Tearless onions are to go on sale at Waitrose, reported The Times. Rick Watson, a plant breeder, began working on the innovation in the late 1980s, using natural techniques rather than genetic modification to create the unique variety. Onions normally make people cry because when they are sliced they release synpropanethial-S-oxide, which irritates glands in the eyes. A taste tester said tearless onions were “sweet enough that you could sit there and eat them like popcorn, if you were inclined to do such a strange thing”.
Hairdresser finds no crisps in her crisps bag
A hairdresser could have been forgiven for shedding a few tears when she discovered not a single crisp in her bag of Walkers crisps. “It’s a once-in-a-lifetime thing,” said Yarna Davies, after opening the packet to find there was “not even a crumb” inside.
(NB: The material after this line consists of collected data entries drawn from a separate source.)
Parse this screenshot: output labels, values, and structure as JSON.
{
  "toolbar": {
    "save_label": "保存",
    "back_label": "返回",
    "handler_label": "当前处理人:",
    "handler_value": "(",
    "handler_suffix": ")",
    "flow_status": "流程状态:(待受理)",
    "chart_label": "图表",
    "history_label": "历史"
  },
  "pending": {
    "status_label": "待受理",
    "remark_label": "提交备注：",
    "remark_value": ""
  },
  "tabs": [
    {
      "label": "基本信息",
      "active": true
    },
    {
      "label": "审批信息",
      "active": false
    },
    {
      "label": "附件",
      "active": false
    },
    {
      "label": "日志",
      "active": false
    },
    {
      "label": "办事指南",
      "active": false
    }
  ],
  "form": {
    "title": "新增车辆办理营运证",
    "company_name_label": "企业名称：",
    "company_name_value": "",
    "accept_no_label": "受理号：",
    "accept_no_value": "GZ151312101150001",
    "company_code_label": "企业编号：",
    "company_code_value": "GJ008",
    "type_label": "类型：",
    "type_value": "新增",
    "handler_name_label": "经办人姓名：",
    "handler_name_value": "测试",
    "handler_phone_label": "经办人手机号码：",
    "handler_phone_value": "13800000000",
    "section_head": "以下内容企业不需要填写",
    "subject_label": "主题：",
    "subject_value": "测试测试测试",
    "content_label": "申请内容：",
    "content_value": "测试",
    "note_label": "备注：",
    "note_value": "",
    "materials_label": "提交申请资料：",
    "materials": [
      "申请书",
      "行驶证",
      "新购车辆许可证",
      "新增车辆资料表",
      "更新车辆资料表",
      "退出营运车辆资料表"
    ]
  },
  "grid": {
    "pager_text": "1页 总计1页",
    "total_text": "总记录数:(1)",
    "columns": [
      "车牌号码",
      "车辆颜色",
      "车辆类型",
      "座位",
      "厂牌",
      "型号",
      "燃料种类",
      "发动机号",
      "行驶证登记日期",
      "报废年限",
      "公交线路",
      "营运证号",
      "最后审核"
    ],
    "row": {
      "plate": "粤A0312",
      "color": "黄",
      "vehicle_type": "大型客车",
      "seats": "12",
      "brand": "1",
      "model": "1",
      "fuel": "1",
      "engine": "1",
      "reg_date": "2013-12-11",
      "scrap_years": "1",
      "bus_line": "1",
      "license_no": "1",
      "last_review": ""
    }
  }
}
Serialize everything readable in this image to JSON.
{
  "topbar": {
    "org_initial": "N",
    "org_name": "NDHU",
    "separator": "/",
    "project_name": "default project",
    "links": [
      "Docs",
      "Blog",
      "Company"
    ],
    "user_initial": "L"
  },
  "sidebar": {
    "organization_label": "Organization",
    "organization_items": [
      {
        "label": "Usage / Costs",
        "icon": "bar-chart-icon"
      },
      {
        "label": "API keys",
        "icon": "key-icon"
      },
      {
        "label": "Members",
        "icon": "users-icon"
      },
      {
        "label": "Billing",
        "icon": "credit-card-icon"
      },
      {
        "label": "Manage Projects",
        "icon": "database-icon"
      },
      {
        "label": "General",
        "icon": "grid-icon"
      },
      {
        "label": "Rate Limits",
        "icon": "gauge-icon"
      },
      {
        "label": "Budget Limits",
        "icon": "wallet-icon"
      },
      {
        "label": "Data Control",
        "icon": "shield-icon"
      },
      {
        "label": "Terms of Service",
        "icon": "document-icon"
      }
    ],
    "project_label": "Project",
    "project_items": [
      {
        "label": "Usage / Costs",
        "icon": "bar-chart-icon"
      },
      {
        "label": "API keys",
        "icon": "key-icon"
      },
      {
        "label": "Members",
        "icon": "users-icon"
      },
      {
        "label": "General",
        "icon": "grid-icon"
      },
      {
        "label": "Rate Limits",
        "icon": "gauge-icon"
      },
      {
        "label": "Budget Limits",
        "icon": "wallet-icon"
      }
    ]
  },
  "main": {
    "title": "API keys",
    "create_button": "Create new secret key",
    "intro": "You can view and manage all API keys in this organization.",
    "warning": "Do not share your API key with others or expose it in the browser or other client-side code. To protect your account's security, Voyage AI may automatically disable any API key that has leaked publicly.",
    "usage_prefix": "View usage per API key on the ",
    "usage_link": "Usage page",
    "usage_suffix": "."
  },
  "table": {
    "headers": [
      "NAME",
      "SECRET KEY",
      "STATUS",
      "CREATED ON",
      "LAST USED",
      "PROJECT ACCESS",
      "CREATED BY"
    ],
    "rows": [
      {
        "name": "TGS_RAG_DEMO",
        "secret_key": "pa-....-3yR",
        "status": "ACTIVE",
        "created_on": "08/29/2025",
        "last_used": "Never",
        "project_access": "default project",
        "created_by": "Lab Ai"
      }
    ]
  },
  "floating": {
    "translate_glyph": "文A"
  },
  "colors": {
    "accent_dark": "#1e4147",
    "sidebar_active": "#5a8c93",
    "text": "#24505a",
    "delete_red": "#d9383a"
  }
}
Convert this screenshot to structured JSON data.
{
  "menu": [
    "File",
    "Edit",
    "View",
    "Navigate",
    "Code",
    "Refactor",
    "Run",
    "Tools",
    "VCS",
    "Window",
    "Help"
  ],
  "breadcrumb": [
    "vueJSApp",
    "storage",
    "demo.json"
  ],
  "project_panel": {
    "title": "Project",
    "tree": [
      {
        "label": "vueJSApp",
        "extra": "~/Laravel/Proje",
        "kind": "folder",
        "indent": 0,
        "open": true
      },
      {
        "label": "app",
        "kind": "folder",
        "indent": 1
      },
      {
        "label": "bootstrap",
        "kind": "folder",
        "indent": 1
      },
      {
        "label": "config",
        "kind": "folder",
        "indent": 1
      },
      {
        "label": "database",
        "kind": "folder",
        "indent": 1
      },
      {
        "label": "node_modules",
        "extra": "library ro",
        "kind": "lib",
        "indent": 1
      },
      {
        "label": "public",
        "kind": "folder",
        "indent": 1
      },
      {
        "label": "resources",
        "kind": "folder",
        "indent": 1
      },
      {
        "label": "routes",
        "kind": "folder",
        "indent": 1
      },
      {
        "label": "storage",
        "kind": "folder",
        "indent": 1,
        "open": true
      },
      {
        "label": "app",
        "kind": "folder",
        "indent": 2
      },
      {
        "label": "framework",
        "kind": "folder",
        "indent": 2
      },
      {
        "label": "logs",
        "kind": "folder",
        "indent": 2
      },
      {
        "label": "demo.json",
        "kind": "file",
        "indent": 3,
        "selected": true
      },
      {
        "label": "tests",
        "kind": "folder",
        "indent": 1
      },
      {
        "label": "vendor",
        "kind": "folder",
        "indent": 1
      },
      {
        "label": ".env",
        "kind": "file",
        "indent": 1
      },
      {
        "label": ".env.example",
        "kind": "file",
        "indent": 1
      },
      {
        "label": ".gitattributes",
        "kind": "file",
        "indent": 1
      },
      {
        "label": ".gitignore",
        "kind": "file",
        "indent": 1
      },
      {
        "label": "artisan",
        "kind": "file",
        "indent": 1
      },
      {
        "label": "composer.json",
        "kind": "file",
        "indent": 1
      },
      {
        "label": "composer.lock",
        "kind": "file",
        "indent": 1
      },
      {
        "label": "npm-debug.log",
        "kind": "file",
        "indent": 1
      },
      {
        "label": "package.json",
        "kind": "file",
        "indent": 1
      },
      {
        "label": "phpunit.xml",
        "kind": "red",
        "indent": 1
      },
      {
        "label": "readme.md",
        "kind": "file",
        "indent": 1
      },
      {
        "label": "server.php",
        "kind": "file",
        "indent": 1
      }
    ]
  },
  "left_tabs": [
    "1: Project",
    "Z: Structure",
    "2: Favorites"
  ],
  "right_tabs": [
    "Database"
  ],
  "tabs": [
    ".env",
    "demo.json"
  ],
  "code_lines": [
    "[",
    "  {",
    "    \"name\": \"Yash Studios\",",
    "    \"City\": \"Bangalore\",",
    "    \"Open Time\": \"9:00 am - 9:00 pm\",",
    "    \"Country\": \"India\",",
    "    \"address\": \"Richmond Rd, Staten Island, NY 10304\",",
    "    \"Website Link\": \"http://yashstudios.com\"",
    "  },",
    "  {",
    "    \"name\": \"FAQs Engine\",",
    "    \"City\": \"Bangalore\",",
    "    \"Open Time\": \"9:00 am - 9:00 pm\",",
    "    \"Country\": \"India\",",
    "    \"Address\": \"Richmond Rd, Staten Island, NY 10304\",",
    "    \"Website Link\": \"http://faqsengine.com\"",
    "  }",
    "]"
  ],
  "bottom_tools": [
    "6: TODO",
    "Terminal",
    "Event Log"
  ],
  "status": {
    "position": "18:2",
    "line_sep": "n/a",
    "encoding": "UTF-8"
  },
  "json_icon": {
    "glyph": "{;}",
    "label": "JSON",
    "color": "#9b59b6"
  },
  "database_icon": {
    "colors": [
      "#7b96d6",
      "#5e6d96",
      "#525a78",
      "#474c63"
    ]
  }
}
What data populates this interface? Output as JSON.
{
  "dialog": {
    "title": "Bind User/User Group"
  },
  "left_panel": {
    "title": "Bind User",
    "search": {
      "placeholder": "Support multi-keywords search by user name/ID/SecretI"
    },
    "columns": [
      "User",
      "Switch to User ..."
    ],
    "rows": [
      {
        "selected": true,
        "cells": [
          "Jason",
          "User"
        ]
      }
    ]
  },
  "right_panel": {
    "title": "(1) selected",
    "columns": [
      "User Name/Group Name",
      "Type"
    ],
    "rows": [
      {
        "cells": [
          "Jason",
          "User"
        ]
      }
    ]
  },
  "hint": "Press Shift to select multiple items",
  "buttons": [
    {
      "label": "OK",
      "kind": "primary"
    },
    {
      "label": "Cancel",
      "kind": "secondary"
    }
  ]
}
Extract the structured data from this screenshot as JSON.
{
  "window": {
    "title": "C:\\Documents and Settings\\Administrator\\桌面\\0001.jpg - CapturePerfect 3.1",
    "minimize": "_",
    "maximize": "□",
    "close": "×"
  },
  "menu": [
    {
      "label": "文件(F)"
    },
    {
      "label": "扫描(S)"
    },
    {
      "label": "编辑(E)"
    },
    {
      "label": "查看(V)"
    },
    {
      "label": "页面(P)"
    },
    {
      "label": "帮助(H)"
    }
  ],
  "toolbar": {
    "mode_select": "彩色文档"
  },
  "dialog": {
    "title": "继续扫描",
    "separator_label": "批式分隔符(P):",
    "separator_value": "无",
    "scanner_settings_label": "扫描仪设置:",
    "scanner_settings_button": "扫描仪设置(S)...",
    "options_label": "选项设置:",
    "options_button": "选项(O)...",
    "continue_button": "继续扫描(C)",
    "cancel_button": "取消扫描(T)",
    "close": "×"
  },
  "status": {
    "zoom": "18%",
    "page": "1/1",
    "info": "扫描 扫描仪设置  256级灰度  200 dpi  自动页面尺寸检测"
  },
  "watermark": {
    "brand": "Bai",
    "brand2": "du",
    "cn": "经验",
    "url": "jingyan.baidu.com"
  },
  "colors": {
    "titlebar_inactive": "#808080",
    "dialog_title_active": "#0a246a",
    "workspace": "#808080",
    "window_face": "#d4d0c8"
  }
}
Davies said a friend told her: “Oh my god, that’s amazing, you need to do something about that.” Writing about her ordeal on Facebook, Davies said Walkers apologised and reimbursed her with vouchers. “They said there was a problem with the machines and delivery drivers,” she said.
BBC prepared to interview flat-Earthers
The BBC has said it is ready to give a platform to flat-Earth conspiracy theorists in its quest to broadcast a range of views. David Jordan, the BBC’s director of editorial policy and standards, said “Flat-Earthers are not going to get as much space as people who believe that the Earth is round, but very occasionally, it might be appropriate to interview a flat-earther.” He added that BBC staff “need to be prepared to hear views which, perhaps personally, they don’t agree with”.